Он укоризненно покачал головой.

-- Издеваешься? Я что, дурак?

-- Ах вот оно что, - задумчиво протянула Люба. Она и хотела ему ответить, и очень страшно было, сказав, почувствовать вдруг, что это - неправда. Есть слова, которые не прощают бездумного обращения с собой, и, безусловно, "люблю" занимает в этом списке одно из почетных первых мест. Но другого способа по­нять истину, кроме как произнести его, просто не существовало.

-- Шур, - она серьезно взглянула ему в глаза, силясь понять саму себя, боясь совершить непоправимую ошибку, - мне все это сда­лось, потому что я тебя люблю.

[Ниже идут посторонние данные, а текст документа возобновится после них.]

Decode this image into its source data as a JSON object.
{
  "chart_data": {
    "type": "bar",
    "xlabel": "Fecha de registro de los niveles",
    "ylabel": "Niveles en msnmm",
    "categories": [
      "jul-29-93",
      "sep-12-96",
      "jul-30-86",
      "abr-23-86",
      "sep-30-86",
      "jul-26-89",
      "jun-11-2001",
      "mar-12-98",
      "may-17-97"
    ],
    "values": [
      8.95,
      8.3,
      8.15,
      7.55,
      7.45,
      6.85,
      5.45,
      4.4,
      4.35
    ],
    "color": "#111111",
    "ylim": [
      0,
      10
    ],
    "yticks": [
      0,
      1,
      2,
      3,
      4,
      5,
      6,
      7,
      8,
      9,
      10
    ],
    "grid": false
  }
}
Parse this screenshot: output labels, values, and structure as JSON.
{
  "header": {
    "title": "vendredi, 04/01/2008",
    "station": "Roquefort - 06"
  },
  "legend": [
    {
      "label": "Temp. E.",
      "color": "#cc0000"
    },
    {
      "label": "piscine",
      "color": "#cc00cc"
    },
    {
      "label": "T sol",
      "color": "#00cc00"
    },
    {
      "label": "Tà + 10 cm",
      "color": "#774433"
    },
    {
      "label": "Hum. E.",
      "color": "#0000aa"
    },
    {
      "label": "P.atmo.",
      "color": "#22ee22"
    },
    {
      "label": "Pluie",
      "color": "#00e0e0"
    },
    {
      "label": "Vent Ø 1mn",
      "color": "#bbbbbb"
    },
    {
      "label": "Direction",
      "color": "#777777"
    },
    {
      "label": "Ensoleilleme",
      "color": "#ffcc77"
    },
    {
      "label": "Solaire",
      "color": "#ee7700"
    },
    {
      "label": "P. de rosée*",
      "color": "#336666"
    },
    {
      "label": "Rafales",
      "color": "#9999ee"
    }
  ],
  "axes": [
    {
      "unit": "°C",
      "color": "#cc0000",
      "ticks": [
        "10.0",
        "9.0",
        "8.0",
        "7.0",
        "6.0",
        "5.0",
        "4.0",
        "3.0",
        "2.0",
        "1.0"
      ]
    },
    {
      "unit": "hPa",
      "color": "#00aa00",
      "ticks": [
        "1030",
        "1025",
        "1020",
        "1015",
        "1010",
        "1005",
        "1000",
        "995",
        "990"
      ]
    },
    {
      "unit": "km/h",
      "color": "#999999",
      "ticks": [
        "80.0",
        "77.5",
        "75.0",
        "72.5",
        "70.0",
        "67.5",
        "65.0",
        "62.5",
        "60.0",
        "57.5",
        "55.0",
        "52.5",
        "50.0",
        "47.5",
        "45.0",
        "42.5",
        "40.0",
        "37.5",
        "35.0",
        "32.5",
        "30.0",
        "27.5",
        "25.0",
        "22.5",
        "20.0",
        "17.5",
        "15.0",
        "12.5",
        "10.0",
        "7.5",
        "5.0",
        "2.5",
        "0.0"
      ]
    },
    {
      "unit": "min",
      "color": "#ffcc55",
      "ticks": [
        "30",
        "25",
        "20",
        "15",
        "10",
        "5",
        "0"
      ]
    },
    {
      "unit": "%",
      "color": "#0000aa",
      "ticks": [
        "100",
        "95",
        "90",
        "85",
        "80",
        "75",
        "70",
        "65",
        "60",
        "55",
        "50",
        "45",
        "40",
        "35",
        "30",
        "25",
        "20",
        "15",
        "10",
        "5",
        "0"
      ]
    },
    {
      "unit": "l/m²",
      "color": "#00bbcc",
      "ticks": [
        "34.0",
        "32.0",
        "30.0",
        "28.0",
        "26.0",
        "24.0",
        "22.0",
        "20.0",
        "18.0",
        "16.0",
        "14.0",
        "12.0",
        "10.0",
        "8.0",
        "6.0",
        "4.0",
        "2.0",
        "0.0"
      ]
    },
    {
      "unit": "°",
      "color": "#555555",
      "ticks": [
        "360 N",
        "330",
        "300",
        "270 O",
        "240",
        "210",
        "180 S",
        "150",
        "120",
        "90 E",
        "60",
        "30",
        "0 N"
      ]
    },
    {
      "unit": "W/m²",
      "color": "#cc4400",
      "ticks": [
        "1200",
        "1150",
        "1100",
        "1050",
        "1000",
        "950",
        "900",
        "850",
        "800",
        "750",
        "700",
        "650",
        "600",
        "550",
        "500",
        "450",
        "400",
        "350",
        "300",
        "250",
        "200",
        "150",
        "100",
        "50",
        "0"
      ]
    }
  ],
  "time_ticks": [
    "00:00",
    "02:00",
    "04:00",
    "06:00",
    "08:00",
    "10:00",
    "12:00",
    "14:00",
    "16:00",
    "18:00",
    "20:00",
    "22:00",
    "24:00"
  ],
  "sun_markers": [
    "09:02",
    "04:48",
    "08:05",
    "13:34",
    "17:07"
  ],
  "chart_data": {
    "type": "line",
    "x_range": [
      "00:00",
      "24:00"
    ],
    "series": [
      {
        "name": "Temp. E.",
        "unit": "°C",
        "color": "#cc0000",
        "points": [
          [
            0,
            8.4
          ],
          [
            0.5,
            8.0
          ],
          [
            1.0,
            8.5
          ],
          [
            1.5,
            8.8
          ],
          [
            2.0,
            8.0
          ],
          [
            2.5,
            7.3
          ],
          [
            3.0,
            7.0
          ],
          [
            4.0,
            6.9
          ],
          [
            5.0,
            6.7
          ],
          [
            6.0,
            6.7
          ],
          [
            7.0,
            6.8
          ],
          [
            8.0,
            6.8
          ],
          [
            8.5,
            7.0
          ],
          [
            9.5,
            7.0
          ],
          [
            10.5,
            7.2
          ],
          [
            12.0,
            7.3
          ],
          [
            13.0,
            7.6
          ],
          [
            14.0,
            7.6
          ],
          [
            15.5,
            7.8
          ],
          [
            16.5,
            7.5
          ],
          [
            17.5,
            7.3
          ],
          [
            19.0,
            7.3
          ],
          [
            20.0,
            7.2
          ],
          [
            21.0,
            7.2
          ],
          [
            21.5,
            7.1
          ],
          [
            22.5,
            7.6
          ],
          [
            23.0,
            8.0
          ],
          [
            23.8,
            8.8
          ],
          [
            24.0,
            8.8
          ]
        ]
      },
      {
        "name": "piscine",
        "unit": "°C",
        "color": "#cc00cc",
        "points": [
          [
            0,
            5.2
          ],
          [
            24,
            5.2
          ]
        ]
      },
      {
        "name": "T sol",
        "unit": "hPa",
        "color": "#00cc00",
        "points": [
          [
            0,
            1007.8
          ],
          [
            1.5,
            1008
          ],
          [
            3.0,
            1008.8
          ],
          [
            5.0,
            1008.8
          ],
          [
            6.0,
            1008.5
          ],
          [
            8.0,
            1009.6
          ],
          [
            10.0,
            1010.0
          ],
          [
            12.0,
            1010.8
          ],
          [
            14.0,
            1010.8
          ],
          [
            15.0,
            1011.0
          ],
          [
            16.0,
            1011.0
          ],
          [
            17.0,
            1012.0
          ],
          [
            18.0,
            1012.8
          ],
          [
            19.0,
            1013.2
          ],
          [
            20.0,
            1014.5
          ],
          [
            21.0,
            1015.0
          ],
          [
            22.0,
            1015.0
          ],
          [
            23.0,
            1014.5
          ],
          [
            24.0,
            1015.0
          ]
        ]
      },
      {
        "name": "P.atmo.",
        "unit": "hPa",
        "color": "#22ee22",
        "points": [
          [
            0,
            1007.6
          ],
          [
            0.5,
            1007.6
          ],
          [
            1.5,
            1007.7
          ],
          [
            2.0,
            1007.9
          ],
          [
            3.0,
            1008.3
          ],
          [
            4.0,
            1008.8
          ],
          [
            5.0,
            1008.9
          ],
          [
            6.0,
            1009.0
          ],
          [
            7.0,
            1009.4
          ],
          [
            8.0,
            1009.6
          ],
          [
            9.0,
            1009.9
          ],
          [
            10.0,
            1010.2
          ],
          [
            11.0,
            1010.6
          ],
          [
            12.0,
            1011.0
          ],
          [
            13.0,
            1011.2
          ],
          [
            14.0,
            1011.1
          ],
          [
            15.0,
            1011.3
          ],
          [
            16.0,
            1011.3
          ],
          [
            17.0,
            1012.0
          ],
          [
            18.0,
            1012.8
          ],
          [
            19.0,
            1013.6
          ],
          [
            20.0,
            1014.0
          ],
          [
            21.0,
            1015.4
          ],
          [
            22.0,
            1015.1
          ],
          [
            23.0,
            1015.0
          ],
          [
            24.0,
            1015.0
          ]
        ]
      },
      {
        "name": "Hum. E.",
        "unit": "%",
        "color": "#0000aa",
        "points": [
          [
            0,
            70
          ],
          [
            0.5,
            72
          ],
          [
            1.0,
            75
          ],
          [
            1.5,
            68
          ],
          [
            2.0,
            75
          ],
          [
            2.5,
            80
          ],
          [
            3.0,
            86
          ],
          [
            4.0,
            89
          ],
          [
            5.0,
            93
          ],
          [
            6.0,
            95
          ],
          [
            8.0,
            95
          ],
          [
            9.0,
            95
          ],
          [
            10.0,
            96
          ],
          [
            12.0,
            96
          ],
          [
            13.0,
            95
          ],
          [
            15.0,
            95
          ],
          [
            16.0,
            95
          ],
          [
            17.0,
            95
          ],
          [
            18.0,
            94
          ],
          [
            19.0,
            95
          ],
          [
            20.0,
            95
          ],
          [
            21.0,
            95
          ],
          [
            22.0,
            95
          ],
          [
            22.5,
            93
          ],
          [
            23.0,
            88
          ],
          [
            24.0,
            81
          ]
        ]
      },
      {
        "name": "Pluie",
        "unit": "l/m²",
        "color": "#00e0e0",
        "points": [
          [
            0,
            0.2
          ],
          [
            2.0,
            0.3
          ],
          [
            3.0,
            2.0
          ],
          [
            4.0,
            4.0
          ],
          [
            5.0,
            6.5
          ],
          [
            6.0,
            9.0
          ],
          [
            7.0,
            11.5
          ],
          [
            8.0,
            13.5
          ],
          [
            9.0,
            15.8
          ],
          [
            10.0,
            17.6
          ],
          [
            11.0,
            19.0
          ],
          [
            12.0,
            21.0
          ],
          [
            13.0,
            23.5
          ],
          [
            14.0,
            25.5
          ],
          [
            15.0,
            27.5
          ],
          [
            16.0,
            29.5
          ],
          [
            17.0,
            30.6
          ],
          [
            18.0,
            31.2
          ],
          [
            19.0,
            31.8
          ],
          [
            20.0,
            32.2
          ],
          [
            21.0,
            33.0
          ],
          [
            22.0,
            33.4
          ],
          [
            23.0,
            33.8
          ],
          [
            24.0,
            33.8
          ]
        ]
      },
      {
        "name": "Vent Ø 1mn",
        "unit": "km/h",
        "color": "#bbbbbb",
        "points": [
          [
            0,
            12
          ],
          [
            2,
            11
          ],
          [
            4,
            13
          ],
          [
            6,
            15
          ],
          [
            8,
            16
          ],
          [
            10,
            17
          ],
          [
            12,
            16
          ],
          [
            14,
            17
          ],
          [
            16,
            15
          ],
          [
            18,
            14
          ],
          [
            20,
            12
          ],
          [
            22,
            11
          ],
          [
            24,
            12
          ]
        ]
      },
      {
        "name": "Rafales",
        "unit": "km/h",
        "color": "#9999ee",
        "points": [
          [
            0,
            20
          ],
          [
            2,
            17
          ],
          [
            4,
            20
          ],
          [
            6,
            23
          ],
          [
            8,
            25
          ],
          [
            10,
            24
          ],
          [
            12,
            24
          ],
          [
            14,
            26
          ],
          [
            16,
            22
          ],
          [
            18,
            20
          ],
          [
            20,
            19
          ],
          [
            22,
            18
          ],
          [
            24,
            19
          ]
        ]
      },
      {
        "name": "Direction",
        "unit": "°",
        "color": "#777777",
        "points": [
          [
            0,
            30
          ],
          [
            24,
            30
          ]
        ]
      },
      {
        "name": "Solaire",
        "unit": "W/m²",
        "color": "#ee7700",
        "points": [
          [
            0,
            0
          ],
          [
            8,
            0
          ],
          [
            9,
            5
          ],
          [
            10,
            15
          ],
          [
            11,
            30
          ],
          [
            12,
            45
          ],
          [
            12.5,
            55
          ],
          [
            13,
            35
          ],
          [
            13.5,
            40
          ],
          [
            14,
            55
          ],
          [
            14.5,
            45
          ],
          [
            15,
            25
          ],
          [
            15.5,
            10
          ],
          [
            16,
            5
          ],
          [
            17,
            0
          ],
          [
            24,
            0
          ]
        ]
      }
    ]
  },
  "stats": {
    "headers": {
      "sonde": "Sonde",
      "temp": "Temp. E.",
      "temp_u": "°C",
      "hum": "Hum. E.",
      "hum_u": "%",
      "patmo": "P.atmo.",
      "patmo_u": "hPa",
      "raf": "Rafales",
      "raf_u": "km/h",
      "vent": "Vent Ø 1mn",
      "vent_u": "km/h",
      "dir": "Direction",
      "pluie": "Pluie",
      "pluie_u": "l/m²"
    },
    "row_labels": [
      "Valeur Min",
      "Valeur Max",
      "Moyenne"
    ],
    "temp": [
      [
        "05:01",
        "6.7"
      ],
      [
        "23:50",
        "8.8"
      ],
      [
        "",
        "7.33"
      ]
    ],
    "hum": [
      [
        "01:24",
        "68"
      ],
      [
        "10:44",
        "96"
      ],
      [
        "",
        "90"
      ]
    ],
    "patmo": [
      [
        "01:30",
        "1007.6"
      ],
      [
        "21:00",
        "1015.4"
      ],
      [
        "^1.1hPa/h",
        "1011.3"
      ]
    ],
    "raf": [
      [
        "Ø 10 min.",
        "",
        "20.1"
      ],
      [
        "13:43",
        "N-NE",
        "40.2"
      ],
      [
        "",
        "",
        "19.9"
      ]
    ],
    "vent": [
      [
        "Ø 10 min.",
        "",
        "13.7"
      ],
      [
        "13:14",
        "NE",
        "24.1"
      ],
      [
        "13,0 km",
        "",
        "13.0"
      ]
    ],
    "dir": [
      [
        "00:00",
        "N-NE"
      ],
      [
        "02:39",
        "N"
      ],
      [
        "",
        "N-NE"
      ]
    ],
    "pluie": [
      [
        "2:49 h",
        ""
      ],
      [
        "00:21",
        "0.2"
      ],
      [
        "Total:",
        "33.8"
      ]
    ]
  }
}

И в ту же секунду поняла, что не согрешила празднословием: сказанное оказалось правдой. И если б у человека существовал хвост, виляющий от радости, как у собаки, - Шура расшугал бы им всех посетителей торгового центра.

***

Нежданный отпуск подошел к концу, снова начались суровые будни. Шла сессия. На одной из консультаций Люба обратила внимание, что преподаватель как-то странно на нее смотрит. Она украдкой осмотрела себя в поиске возможной расстегнутой молнии или чего-то подобного - нет, все было в порядке. Во время экзамена, садясь к столу доцента отвечать по билету, Люба заметила записку, вложенную в ее зачетку - экзаменатор почти незаметно указал на нее глазами. "Сегодня в 5 у входа?" - и он красноречиво вывел очертания пятерки в любиной зачетке. Люба вспыхнула от возмущения и отрицательно покачала голо­вой. Доцент равнодушно пожал плечами, забрал записку и начал допрос с пристрастием. Несмотря на то, что девушка неплохо знала предмет, он не отказал себе в удовольствии предложить ей тройку, намекнув двусмысленной фразой "А ведь могли бы, если б захотели..." на пересдачу. Он был на сто процентов уве­рен, что она не согласится на тройку - прочие экзамены, как не укрылось от его взгляда, были сданы ею на отлично. Сколько себя помнил - девушки в такой ситуации начинали просить о снисхождении и пересмотре оценки, прося то дополнительный вопрос, то возможность прийти с другой группой и сдать заново.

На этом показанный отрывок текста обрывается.